Más golpes y pasos en el corredor: habían vuelto. Lomelí creyó escuchar un forcejeo con la chapa. La llave. Obvio. Había una llave de seguridad. Venían por él, benditos fueran. Claro: no lo habían visto bajar al desayuno ni ponerse al frente de la excursión a las pirámides y se habían preocupado. Hicieron las deducciones correctas. Y ahora llegaban, quienes fueran, salvadores, a dar con él allí, sin movimiento. Que entren, se dijo, que traigan a un doctor, que me inyecten algo. O me maten, al menos. Que me saquen, que me devuelvan lo que tuve o me lo quiten todo. Que me saquen de aquí. Por Dios. Odio al puto gusano. No quiero quedarme años quieto, en silencio, con él. Llévenme. Su mente se debatía más que la llave de seguridad en la chapa. Llévenme. Me duele tanto aunque no sienta, pensó. Me duele algo que no quiero nombrar. Me duele el alma. 
La luz se apoderó del cuarto cuando la puerta se abrió.

VI

Estaban todos allí: la recamarera, el hombre de la recepción del hotel y el botones. El jefe, el cónsul, la traductora. Y el líder de los chinos, con sombrero de aventurero y una cámara colgada del pescuezo. Lucían expectantes. Agazapados en ellos mismos, se le acercaban. 

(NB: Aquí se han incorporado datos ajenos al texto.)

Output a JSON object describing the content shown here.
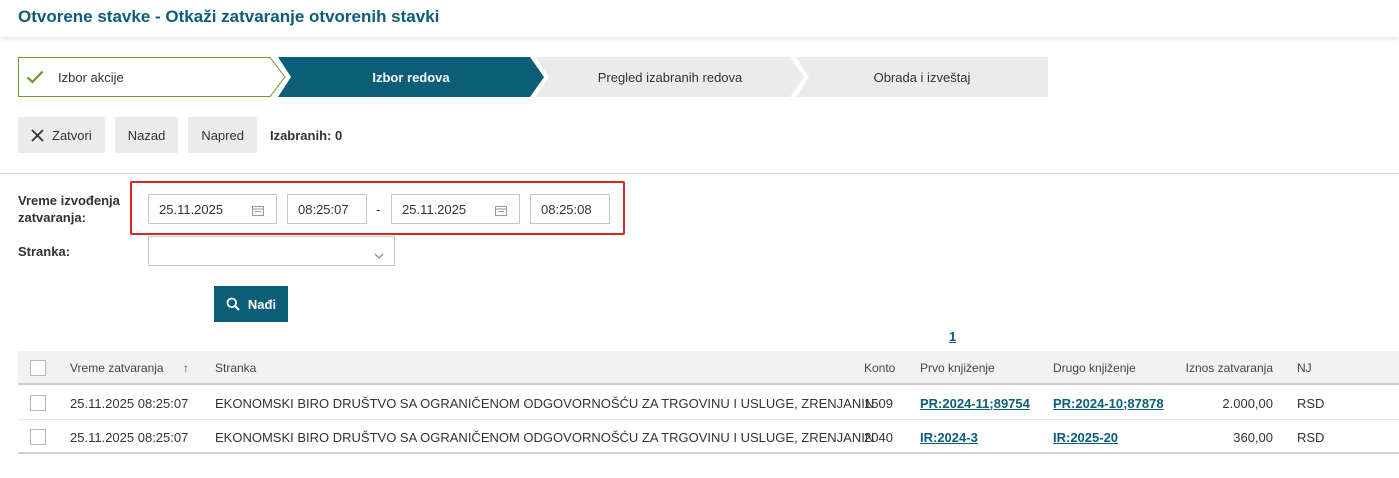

Y todos se estremecieron cuando Lomelí pegó un grito escalofriante, como si le hubieran arrancado una espina del corazón, y se puso en pie de un brinco. Estaba desnudo, con la toalla alrededor del cuello. En el pecho lucía una mezcla de vómito, baba y sangre. Por sus mejillas caían lágrimas. Abría los ojos y la boca como si fuera un monstruo, una fiera hambrienta y las manos le vibraban. Y lo peor: su erección, pequeña, grotesca y oscura, apuntaba a los intrusos. Como si quisiera saludarlos mano por mano. Como una flecha que los señalara. 
Y Lomelí volvió a gritar como salvaje y ellos devolvieron el grito, aterrados. 
Carajo, dijo el cónsul. Tápese, ingeniero. Tápese, por favor.